Demain, il paraît qu’il y aura attaque ; J’irai au poste de secours. J’apprends la nomination du P. Bhalluin, chevalier de la Légion d’Honneur. Je lui envoie un mot d’amitié.

3 FEVRIER – mercredi –

Hier, donc, je me suis rendu au poste de secours du 83ème[1] ; vers 2 heures, une gerbe immense de terre jaillit de l’autre côté de la crête, à gauche de Perthes.

Notre artillerie donne ; l’artillerie allemande passe en rafales sur les tranchées pendant l’action. Je me promenais à droit te sur la route, aux alentours, labourés par les marmites, de la chaussée romaine. Des balles perdues sifflaient par intervalles…

Mais voici qu’on amène quelques blessés. L’un, le dos ravagé de la façon la plus horrible, râle et meurt près du poste de secours ; l’autre à la cuisse emportée presque en haut du membre… le reste est demeuré dans la tranchée… c’est épouvantable.

Beaucoup arrivent par leurs propres moyens, blessés, qui, à la tête, qui, au bras, à l’épaule…

On ne sait pas les résultats de l’action.

Le poste de secours est un misérable réduit où le médecin Albouze, une brute, rudoie, insulte ou à peu près les malheureux qui arrivent… On prend le nom des blessés ; on les embarque, et puis c’est tout. Pas un cordial, rien ! Il faut être solide pour y résister. Le refuge est à Maison forestière.

[1] 83e RI appartient à la 34e DI

6 FEVRIER – samedi –

Je monte aux cantonnements derrière les tranchées. Le colonel de Riancourt, du 14ème[1], me retient à déjeuner… De là, je continue mon pèlerinage par monts et par vaux, dans une boue incroyable. Le capitaine Thiébaut, du 57ème d’artillerie, m’arrête comme espion… s’excuse. Je suis vexé, il aurait pu y mettre des formes.

Un autre capitaine me donne un maréchal des logis pour m’accompagner là où je voulais aller – un très brave garçon avec qui je remonte vers la route de Souain à Perthes, parmi les fils de fer, les obus non éclatés – puis nous redescendons vers cabane forestière, sous les obus, les balles… Je prends contact avec les brancardiers régimentaires à Maison forestière, un contact qui m’édifie sur leur compte.

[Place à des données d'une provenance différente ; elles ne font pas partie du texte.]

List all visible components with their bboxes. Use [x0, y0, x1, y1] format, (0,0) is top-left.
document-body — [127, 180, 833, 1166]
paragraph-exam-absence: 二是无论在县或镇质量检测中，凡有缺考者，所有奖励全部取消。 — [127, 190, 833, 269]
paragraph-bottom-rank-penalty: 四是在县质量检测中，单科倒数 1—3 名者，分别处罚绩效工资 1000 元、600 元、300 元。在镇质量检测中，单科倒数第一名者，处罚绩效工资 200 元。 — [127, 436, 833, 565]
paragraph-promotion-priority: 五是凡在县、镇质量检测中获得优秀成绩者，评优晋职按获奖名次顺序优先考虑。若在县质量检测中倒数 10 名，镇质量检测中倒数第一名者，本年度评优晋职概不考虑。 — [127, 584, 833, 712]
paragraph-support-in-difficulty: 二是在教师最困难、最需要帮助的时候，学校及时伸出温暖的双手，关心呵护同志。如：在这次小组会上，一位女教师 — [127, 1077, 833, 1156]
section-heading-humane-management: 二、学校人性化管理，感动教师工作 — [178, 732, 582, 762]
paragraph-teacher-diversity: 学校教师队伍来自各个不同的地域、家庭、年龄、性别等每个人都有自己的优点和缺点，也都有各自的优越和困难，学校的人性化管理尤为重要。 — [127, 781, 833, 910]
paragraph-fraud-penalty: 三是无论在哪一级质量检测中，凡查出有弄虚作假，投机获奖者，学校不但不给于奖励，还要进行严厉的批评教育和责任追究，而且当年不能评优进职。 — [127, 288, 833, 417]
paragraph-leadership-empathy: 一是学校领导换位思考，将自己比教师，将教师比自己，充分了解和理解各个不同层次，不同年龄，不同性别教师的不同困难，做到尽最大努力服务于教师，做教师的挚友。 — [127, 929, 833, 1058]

Ces hommes ne voient jamais l’aumônier dans leurs bivouacs.

Ils regardent passer la soutane comme on regarde passer un phénomène. Si on entre en relations avec eux, ils sont gentils Pourtant, il s’en rencontre qui restent méfiants, le regard fermé… C’est bien pénible ; on repère de l’hostilité mal contenue… qui s’irrite encore rien que du fait de la proximité du danger, lequel danger sert « les affaires du curé », prépare le terrain à son influence ; ils le savent.

A Maison forestière, les brancardiers régimentaires ont eu cette attitude en grande partie. J’ai été gêné. Les soldats, d’ailleurs, les trouvent de bien pauvres gens, qu’il faut tarabuster pour obtenir qu’ils aillent chercher un blessé… Ah ! l’humanité !

Et comme l’œuvre néfaste est vraiment accomplie dans tout ce monde attaché à la vie matérielle, parce qu’on ne croit plus qu’à celle-là ; anéantissement de tout idéal, ce qui est la nécessaire contrepartie…

D’ailleurs, il se produit beaucoup d’actes d’indiscipline dont on ne parle pas, refus des hommes de sortir des tranchées etc.

Et la course à la décoration et au galon parmi tout ce monde ! A côté de beaucoup d’héroïsme merveilleux, vaillants, ceux qui feraient tuer deux compagnies pour se pousser un peu, si çà réussit… Ils ne s’exposent pas d’ailleurs !

Enfin, c’est l’ordre ici-bas.

Et les Allemands continuent à être très forts… Que Dieu aide la France ; la fin ne sera pas brillante.